JAKARTA, KOMPAS.com - Dewasa ini masih marak perusahaan pembiayaan (leasing) yang melakukan penarikan atau penyitaan kendaraan bermotor secara sepihak di jalan dengan alasan cicilan menunggak.
Apalagi, di tengah dampak pandemi virus corona alias Covid-19 tidak sedikit pihak yang terdampak ekonominya.
Sehingga, membuat sebagian kesulitan dalam menuntaskan kewajiban kredit terkait seperti video viral di media sosial unggahan @smart.gram.
Di sana terlihat terdapat tiga petugas pembiayaan yang mencegat seorang pengendara mobil di kawasan cukup sepi.
Mereka menyebut bahwa mobil terkait sudah menunggak cicilan jadi harus dilakukan tindakan berupa penyitaan.
Padahal, pengendara tersebut mengklaim sudah melakukan kewajibannya untuk melunaskan kendaraan dimaksud.
Belajar dari pristiwa itu, benarkah leasing memiliki wewenang untuk menarik kendaraan di jalan? Juru bicara Otoritas Jasa Keuangan (OJK) Sekar Putih Djarot mengatakan bahwa hal ini diperbolehkan tapi dengan syarat.

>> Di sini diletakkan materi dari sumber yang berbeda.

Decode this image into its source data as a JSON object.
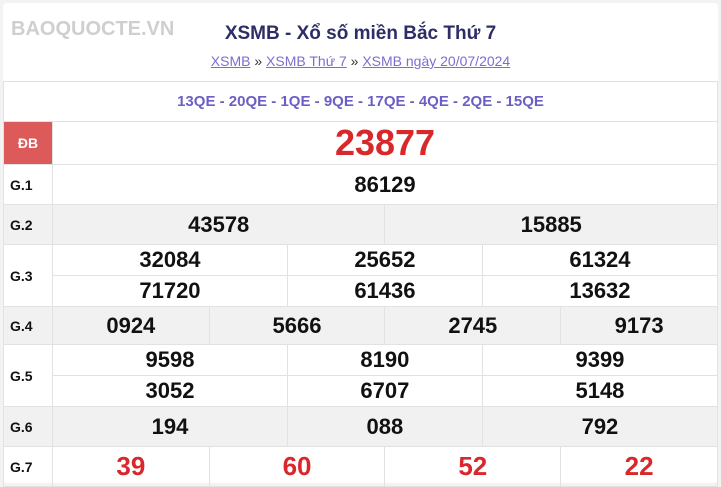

"Penarikan kendaraan/jaminan kredit bagi debitur yang sudah macet dan tidak mengajukan keringanan sebelum dampak Covid-19 dapat dilakukan sepanjang perusahaan pembiayaan melakukannya sesuai dengan ketentuan hukum yang berlaku," katanya belum lama ini.
Sekar menuturkan, permohonan wajib disampaikan karena keringanan kredit tidak otomatis langsung didapatkan.
Bila tak mengajukan, pihak leasing bisa saja menganggap orang tersebut mampu membayar cicilan.
Nantinya bila benar-benar terdampak, OJK mewajibkan pihak bank ataupun leasing melakukan asesmen.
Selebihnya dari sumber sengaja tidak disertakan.